Impact Investing: Giving Hope to Society’s Most Marginalized Populations

Antony Bugg-Levine answers a question during a panel discussion about “How Do We Solve the World’s Biggest Problems,” as part of the Turner Social Impact Executive Speaker Series on February 24, 2020. Photo: Shira Yudkoff

In the past few years, impact investing has gained popularity in discussions about effective ways to address inequity. But Bugg-Levine has been involved in this work for much of his career. He even worked for the Rockefeller Foundation that coined the term “impact investing” in the early 2000s. Bugg-Levine defined it like this: “Impact investing is this really simple idea that a for-profit investment can be a morally legitimate and economically effective way to address social issues.”

He said he’s been heartened by the growing recognition among business leaders that impact investing can be profitable.

“(There’s been a) shift in the last 18 months where impact investing is now increasingly recognized by the finance industry as the smart thing to do, not just the right thing to do. There’s a lot of understanding with inequality that if you are not addressing it with your investments, you simply won’t be making as much money for your company.”

He cited one of his partners, a nonprofit staffing agency called First Step Staffing, as an example.

“First Step works with nonprofit organizations around the city to identify workers who are in homeless shelters or in rehab centers — many of whom are returning citizens coming back from incarceration — who are ready and able to work,” he said.

Using a loan from Bugg-Levine’s organization, as well as other local impact investors, First Step contracts with employers around town who need employees and figures out how to support those companies in filling jobs. First Step receives a staffing fee, which allows them to pay back the loan.

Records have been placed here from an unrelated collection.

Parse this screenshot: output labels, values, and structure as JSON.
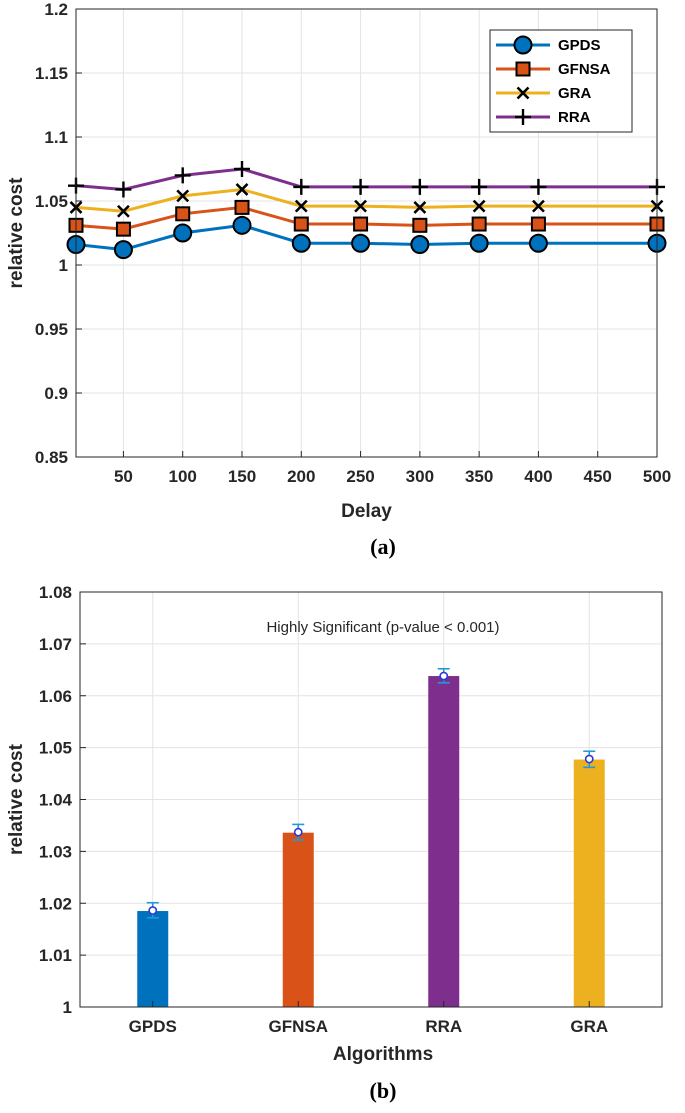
{
  "chart_data": [
    {
      "type": "line",
      "caption": "(a)",
      "xlabel": "Delay",
      "ylabel": "relative cost",
      "xlim": [
        10,
        500
      ],
      "ylim": [
        0.85,
        1.2
      ],
      "grid": true,
      "legend_position": "top-right",
      "x": [
        10,
        50,
        100,
        150,
        200,
        250,
        300,
        350,
        400,
        500
      ],
      "x_ticks": [
        "50",
        "100",
        "150",
        "200",
        "250",
        "300",
        "350",
        "400",
        "450",
        "500"
      ],
      "x_tick_values": [
        50,
        100,
        150,
        200,
        250,
        300,
        350,
        400,
        450,
        500
      ],
      "y_ticks": [
        "0.85",
        "0.9",
        "0.95",
        "1",
        "1.05",
        "1.1",
        "1.15",
        "1.2"
      ],
      "y_tick_values": [
        0.85,
        0.9,
        0.95,
        1.0,
        1.05,
        1.1,
        1.15,
        1.2
      ],
      "series": [
        {
          "name": "GPDS",
          "color": "#0072BD",
          "marker": "circle",
          "values": [
            1.016,
            1.012,
            1.025,
            1.031,
            1.017,
            1.017,
            1.016,
            1.017,
            1.017,
            1.017
          ]
        },
        {
          "name": "GFNSA",
          "color": "#D95319",
          "marker": "square",
          "values": [
            1.031,
            1.028,
            1.04,
            1.045,
            1.032,
            1.032,
            1.031,
            1.032,
            1.032,
            1.032
          ]
        },
        {
          "name": "GRA",
          "color": "#EDB120",
          "marker": "x",
          "values": [
            1.045,
            1.042,
            1.054,
            1.059,
            1.046,
            1.046,
            1.045,
            1.046,
            1.046,
            1.046
          ]
        },
        {
          "name": "RRA",
          "color": "#7E2F8E",
          "marker": "plus",
          "values": [
            1.062,
            1.059,
            1.07,
            1.075,
            1.061,
            1.061,
            1.061,
            1.061,
            1.061,
            1.061
          ]
        }
      ]
    },
    {
      "type": "bar",
      "caption": "(b)",
      "xlabel": "Algorithms",
      "ylabel": "relative cost",
      "annotation": "Highly Significant (p-value < 0.001)",
      "ylim": [
        1.0,
        1.08
      ],
      "grid": true,
      "categories": [
        "GPDS",
        "GFNSA",
        "RRA",
        "GRA"
      ],
      "values": [
        1.0185,
        1.0336,
        1.0638,
        1.0477
      ],
      "means": [
        1.0186,
        1.0337,
        1.0638,
        1.0478
      ],
      "error_low": [
        1.0172,
        1.0322,
        1.0625,
        1.0462
      ],
      "error_high": [
        1.0201,
        1.0352,
        1.0652,
        1.0493
      ],
      "colors": [
        "#0072BD",
        "#D95319",
        "#7E2F8E",
        "#EDB120"
      ],
      "y_ticks": [
        "1",
        "1.01",
        "1.02",
        "1.03",
        "1.04",
        "1.05",
        "1.06",
        "1.07",
        "1.08"
      ],
      "y_tick_values": [
        1.0,
        1.01,
        1.02,
        1.03,
        1.04,
        1.05,
        1.06,
        1.07,
        1.08
      ]
    }
  ]
}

“We’ve built this magical connection between deposits in a bank account and someone who has experienced homelessness being able to go home today with the dignity that comes from having a job,” Bugg-Levine said. “That whole engine is being built with impact investing playing a central part.”

“You might look at it as a minimum wage job, but for these people, many of whom have recently been homeless or are veterans, they will come home from work today,” he said. “It’s a simple thing, but it’s a deeply profound beginning point for hope.”

Organizers and guest speakers pose for a photo after the event. Left to right: Antony Bugg-Levine, Katherine Klein, Valerie Jarrett, Dalila Wilson-Scott, Sandi Hunt, and Umi Howard.